Background: Photorhabdus luminescens and Yersinia enterocolitica are both enteric bacteria which are associated with insects. P. luminescens lives in symbiosis with soil nematodes and is highly pathogenic towards insects but not to humans. In contrast, Y. enterocolitica is widely found in the environment and mainly known to cause gastroenteritis in men, but has only recently been shown to be also toxic for insects. It is expected that both pathogens share an overlap of genetic determinants that play a role within the insect host. Results: A selective genome comparison was applied. Proteins belonging to the class of two-component regulatory systems, quorum sensing, universal stress proteins, and c-di-GMP signalling have been analysed. The interorganismic synopsis of selected regulatory systems uncovered common and distinct signalling mechanisms of both pathogens used for perception of signals within the insect host. Particularly, a new class of LuxR-like regulators was identified, which might be involved in detecting insect-specific molecules. In addition, the genetic overlap unravelled a two-component system that is unique for the genera Photorhabdus and Yersinia and is therefore suggested to play a major role in the pathogen-insect relationship.
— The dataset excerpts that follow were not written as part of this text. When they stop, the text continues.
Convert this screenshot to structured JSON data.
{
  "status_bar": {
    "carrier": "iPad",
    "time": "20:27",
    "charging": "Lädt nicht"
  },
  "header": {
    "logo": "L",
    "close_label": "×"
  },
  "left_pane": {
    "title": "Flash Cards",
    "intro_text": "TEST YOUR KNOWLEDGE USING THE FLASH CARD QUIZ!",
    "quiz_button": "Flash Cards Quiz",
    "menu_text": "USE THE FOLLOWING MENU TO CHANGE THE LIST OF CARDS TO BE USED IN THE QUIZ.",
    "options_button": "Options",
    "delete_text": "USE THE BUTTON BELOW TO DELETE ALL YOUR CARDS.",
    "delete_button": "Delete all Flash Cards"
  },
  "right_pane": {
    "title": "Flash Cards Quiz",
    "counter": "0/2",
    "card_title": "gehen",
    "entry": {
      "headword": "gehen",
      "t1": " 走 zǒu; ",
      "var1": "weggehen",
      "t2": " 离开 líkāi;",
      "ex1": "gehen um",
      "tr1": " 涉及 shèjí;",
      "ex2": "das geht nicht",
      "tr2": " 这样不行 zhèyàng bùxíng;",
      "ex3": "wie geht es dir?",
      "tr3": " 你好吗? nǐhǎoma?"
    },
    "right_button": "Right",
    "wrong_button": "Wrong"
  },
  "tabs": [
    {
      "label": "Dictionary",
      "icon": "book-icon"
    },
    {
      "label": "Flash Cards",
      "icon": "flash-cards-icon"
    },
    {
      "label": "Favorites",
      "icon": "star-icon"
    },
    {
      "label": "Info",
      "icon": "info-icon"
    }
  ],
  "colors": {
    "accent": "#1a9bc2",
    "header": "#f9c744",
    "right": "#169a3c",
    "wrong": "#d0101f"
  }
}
Our analysis also highlights factors of both pathogens that are expressed at low temperatures as encountered in insects in contrast to higher (body) temperature, providing evidence that temperature is a yet under-investigated environmental signal for bacterial adaptation to various hosts. Common degradative metabolic pathways are described that might be used to explore nutrients within the insect gut or hemolymph, thus enabling the proliferation of P. luminescens and Y. enterocolitica in their invertebrate hosts. A strikingly higher number of genes encoding insecticidal toxins and other virulence factors in P. luminescens compared to Y. enterocolitica correlates with the higher virulence of P. luminescens towards insects, and suggests a putative broader insect host spectrum of this pathogen. Conclusion: A set of factors shared by the two pathogens was identified including those that are involved in the host infection process, in persistence within the insect, or in host exploitation. Some of them might have been selected during the association with insects and then adapted to pathogenesis in mammalian hosts.